THE Organisation of American States (OAS) baulked at suspending Venezuela on Tuesday in support of its right-wing opposition.
It was the second time the Washington-based body had foiled Secretary General Luis Almagro’s schemes to invoke its Democratic Charter against Caracas.
A vote on the move — called by the US, Canada and a dozen right-wing regional governments — was abandoned in face of opposition from Venezuela’s allies.
Instead the representatives urged dialogue between United Socialist Party (PSUV) President Nicolas Maduro’s government and the Democratic Unity Roundtable (Mud) opposition, which has boycotted talks since January.
Deputy Foreign Minister Samuel Moncada — a former ambassador to London — said: “If the US really wants to help Venezuela, it must repeal Obama’s decree against our country.”
He was referring to the former US president’s 2015 executive order declaring Caracas “an unusual and extraordinary threat” to US national security and foreign policy — following a year of US-supported regime change riots that left 43 dead.

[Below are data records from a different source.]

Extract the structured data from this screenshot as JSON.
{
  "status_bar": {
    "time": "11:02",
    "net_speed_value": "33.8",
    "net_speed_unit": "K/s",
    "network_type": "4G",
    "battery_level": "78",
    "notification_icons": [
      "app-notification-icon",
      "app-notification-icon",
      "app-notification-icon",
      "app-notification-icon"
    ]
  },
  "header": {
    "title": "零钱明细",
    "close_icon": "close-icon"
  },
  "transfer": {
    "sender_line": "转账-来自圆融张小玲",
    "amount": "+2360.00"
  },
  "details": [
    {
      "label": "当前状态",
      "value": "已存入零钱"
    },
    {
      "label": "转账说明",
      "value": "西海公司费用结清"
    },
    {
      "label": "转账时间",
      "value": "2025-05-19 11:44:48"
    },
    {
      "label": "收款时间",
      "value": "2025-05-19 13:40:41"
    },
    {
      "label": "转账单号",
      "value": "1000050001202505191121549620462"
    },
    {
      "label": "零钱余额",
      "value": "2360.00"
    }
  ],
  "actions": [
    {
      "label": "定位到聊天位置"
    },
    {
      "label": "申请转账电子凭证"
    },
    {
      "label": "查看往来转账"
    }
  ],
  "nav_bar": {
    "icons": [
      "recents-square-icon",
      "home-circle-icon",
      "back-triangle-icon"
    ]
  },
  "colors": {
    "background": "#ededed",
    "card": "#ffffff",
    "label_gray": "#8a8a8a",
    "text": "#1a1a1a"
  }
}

“Today it was demonstrated in the OAS that there is an act of interventionism being planned against Venezuela that is in violation of international law,” Mr Moncada said.
“We strongly reject the crude acts of the group of countries that signed to support an intervention in Venezuela.”
Bolivia and Nicaragua earlier joined Venezuela in calling for the meeting to be cancelled, calling it a violation of sovereignty.
And the Dominican Republic said the proposed move was “hypocritical” as the OAS took no action when the US invaded it in 1965.
Former Dominican president Leonel Fernandez is one of several high-level mediators in the stalled talks between the Venezuelan government and opposition.